One that you’d hope would be screamingly obvious, but one can’t take chances these days.
MCA1
@Tree With Water: I wish I shared your optimism. It all hinges on having a D.A. that sees prosecuting this murder as a route to something greater (or, I suppose, as a way to avoid widespread riots and unrest), so much so that they don’t care about the abuse they’re going to get from police. Unless and until you have a crusader D.A. who doesn’t care about the cooperation levels they get from cops in future investigations, you’re not going to have these cases get the sort of aggressive prosecution they need. There’s too symbiotic a relationship between them. Cue the Law and Order intro.
It’s the same thing within police departments. Unless you’ve got enough ambitious Lieutenant Exley types around, who don’t give a shit about the thin blue line and its obvious abuses, you’ll never get beyond the cult loyalty that leads to cops covering for one another any time something goes wrong. The whole militarization thing is a problem, no doubt, and I’d love to see a return to community-based policing and an emphasis in training on the whole “serve” and “protect” concepts, in place of “incarcerate in specific quantities.” But I’ve always believed that until the culture is eradicated, you’ll still see the same besieged mentality of police forces generally, and rage simmering in the worst of them individually. It’s just a misplaced outlet of the guilt and paranoia borne of their own resistance to transparency and accountability. Or it’s an enabling of bad behavior due to lack of fear of repercussion because they’re in the fraternity that happens to control the Greek Council and the student disciplinary body.
cincyanon
– I’m not a witch! I’m not a witch !
– But you are dressed as one.
– They dressed me like this. – No, we didn’t.
– And this isn’t my nose. It’s a false one.
– Well? – We did do the nose.
– The nose? – And the hat. But she is a witch !
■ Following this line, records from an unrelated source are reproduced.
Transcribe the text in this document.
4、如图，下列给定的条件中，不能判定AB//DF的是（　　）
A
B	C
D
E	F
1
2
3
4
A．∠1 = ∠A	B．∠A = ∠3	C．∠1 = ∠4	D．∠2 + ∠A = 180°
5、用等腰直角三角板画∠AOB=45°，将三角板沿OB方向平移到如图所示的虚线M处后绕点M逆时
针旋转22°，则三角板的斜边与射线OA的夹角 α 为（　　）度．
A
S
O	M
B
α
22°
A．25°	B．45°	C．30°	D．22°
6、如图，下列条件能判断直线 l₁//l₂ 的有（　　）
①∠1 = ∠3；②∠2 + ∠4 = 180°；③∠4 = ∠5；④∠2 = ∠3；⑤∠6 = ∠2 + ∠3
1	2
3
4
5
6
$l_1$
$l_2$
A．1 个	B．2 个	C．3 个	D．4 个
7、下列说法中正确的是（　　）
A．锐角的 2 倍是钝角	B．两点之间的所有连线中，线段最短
– Did you dress her up like this? – No, no!
– Yes. A bit.
– She has got a wart.
– What makes you think she’s a witch?
– She turned me into a newt!
– A newt?
– I got better.
– Burn her anyway!
Matt McIrvin
@LA Julian: I ought to read that book again. It’s one of the very best Discworld novels.
Matt McIrvin
@Tone in DC: These guys are all convinced that our society’s problems exist because of the dead weight of countless millions of spongers who are too lazy to work. As if there were a perpetual labor shortage, and the rises and falls in the unemployment rate were just some kind of mysterious moral tide affecting the propensity to sponge, and they’d be rich men if Uncle Sugar weren’t feeding moochers out of their wallets. It’s essentially impervious to reasoned argument.
dww44
@boatboy_srq: Thanks for the link. The fact that it’s from Forbes gives the article some credibility so I shared it with many of my GOP relatives who themselves are linked to agriculture in the state.
Truth is, though, I’m not so sure that Deal actually was big on this legislation, although he didn’t veto the bill. He’s more pro business than the legislature. Like so many that are Republican controlled, the legislature is not only radical and far right but also not prudent in its quest to out-conservative other states, often resulting in laws with unintended consequences like this one.